If entities interact so do their processes, activities of different processes for example can overlap and run parallel, if there are no conflicts, or only sequentially if they block each other. In the later case passive waiting times have to be modeled explicitly and active operation times implicitly through the change from one event and activity to another (Page, 1991). The main routine in a process interaction simulation program – which itself can be seen as a process – has to keep track of all running processes at any point in time, which is difficult as this number might be unknown in advance and fluctuating with the entities in the system. Each process has to be moved forward as far as possible by the main routine, which also needs functionalities to interrupt a process – unconditionally when an delay is determined in advance or conditionally when the movement of an entity through its process is halted until specific conditions in the simulation are satisfied – and to restart it again later. These additional requirements make the process interaction approach more complex and difficult to implement in a simulation program compared to the other programming styles discussed above (Pidd, 1992).

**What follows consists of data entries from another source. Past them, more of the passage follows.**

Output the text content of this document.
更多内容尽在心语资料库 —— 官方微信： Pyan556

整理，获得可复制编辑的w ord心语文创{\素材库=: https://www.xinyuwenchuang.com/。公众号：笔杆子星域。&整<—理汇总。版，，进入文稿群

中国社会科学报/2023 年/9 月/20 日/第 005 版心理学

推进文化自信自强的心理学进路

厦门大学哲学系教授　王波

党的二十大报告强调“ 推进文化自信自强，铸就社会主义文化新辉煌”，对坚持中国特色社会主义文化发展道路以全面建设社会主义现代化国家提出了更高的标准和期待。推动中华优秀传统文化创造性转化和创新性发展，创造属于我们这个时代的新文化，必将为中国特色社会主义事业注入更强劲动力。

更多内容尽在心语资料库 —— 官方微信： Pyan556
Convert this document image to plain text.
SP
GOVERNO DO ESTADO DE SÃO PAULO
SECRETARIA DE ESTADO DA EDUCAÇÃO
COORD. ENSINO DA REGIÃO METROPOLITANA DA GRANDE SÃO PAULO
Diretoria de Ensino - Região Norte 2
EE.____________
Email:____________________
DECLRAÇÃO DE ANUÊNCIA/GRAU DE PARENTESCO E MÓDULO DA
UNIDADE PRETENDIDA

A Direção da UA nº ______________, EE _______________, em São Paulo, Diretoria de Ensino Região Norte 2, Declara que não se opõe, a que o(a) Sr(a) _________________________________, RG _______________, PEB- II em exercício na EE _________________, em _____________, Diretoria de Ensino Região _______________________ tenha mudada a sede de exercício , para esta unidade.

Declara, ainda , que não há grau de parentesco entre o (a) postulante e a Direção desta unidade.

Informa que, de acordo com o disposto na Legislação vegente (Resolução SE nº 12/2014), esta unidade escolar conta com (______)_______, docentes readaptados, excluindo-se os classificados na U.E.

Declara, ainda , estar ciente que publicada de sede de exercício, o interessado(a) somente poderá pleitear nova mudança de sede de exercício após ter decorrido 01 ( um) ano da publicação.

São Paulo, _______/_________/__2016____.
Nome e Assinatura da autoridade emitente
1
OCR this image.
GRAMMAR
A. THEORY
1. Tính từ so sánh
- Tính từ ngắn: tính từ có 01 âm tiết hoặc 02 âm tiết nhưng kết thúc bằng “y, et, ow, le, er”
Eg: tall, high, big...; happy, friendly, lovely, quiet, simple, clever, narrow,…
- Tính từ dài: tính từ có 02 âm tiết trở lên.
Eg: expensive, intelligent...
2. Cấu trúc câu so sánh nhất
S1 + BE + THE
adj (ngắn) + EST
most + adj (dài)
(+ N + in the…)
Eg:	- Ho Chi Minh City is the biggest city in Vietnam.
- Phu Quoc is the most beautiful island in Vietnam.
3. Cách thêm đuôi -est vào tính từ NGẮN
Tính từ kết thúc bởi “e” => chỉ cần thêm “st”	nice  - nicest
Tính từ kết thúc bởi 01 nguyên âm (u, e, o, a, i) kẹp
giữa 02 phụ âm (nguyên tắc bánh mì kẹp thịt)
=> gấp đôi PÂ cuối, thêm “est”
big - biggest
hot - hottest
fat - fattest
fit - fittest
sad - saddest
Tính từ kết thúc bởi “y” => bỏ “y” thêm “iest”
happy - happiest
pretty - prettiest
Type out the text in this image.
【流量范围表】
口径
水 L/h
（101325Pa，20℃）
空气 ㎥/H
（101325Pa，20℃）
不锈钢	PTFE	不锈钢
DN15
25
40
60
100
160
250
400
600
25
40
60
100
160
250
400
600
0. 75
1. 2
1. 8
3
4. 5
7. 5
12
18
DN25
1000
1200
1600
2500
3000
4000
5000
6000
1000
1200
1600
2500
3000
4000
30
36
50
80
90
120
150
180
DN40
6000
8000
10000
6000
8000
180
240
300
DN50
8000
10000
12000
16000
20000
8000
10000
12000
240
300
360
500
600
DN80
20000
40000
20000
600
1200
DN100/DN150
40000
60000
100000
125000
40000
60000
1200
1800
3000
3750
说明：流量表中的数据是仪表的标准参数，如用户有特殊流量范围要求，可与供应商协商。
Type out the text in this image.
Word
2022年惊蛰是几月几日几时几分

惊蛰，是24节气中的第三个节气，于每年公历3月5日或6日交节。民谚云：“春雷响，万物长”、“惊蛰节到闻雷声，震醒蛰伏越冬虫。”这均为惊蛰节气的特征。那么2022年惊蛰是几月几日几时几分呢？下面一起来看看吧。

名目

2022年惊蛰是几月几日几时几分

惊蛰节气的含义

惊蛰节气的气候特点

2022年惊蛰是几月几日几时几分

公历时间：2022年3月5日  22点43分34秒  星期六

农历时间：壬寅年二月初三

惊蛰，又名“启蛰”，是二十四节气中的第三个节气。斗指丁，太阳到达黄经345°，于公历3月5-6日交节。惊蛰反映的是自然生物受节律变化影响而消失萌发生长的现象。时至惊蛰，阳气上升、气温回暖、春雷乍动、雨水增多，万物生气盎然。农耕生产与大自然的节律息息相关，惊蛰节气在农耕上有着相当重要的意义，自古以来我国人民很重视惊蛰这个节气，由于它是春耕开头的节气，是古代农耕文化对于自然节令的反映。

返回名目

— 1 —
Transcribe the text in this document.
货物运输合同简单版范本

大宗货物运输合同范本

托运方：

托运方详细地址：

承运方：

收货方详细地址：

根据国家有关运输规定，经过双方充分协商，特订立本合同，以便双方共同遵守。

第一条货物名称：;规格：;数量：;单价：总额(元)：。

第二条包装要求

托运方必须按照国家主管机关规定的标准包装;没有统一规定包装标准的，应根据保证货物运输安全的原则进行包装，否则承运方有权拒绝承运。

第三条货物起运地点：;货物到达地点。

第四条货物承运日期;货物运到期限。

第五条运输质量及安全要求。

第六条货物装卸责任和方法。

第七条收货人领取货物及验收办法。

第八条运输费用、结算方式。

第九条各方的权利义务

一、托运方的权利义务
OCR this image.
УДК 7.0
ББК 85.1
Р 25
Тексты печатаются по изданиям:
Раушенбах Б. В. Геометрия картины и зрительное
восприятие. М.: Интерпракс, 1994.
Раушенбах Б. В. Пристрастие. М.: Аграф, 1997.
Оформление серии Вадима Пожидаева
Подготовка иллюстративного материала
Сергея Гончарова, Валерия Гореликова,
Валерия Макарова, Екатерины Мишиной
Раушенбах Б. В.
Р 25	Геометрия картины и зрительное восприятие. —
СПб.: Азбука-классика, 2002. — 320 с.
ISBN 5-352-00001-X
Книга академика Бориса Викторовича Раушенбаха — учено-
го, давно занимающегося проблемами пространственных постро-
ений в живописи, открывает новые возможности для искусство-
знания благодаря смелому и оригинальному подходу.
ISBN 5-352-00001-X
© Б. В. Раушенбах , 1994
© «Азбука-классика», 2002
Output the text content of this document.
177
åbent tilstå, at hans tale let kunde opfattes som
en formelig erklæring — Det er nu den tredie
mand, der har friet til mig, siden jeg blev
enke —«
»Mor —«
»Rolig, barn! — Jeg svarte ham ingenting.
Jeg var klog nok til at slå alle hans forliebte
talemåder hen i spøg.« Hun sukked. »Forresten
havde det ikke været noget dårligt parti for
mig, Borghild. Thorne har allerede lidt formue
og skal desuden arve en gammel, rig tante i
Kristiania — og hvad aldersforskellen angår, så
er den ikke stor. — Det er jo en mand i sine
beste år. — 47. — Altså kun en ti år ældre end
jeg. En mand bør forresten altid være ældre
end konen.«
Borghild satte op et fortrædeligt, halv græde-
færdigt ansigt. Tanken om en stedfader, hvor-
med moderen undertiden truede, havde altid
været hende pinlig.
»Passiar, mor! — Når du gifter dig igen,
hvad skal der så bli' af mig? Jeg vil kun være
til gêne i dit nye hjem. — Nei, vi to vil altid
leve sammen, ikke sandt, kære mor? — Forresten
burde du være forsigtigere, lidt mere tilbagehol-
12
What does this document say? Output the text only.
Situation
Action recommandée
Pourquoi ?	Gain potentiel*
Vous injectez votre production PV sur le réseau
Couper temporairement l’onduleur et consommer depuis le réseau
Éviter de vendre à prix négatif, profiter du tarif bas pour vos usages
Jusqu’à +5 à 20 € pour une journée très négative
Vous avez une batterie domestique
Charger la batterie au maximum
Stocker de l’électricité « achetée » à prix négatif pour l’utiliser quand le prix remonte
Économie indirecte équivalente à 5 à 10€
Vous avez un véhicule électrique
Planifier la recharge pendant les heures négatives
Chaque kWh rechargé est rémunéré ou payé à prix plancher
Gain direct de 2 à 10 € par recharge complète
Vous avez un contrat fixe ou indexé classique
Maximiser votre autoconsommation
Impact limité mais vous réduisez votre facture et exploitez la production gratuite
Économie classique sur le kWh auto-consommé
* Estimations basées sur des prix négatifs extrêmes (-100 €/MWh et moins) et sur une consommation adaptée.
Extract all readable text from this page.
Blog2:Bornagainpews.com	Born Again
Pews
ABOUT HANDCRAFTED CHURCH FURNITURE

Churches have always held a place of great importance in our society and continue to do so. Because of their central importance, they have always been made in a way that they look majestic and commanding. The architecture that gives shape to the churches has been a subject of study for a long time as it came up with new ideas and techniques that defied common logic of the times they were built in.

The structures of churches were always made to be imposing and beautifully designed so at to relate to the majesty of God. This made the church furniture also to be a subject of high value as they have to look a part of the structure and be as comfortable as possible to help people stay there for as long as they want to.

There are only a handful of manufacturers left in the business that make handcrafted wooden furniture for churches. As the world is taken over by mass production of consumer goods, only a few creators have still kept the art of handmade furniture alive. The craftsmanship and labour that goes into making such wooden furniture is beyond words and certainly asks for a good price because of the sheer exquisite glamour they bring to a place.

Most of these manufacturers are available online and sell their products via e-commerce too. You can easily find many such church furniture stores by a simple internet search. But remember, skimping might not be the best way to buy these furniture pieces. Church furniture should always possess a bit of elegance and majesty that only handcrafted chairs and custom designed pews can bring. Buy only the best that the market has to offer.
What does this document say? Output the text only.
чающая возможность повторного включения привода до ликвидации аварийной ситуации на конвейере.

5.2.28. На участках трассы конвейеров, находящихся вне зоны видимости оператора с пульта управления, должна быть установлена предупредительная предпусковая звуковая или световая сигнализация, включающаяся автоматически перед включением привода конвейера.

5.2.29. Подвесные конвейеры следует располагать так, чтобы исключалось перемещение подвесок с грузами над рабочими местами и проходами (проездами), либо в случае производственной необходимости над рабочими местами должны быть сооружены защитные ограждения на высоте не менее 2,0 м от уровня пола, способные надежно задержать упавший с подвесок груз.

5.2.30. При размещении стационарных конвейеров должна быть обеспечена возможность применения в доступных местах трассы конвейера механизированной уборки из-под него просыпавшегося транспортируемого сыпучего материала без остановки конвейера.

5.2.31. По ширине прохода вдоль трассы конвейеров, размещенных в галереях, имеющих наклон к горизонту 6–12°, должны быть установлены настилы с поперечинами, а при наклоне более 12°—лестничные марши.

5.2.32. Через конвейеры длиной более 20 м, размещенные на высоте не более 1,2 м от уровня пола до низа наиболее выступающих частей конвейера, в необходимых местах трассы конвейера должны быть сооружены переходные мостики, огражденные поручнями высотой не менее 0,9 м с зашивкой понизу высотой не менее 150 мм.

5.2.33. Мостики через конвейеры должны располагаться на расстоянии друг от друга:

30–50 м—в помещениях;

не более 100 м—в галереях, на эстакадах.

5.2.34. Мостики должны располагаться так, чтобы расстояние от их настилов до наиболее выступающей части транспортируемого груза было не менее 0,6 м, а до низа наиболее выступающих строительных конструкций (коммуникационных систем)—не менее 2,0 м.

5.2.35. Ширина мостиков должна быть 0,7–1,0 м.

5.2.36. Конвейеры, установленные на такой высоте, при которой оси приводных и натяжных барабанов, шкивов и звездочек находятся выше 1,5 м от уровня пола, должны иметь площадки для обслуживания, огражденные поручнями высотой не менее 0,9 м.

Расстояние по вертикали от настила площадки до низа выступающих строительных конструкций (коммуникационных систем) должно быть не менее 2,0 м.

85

For the purpose of the process interaction approach the main routine has to maintain a record of each process which contains the reactivation time and the reactivation point of the process i.e. when and where the process of an entity has to be continued. If one considers the reactivation of a process as an event then the executive part of the simulation program can be implemented much like the future event list of the event-scheduling approach, with the distinction that it contains the next reactivation times of the processes ordered increasing in time. In contrast to event routines however the processes are not processed from their beginning and do not terminate but can be interrupted before they completed and re-activated later to further proceed from this point. For this reactivation it is necessary to save the process state – all attribute values as well as information on reactivation points of the process – before the deactivation (Page, 1991; Liebl, 1992; Pidd, 1992).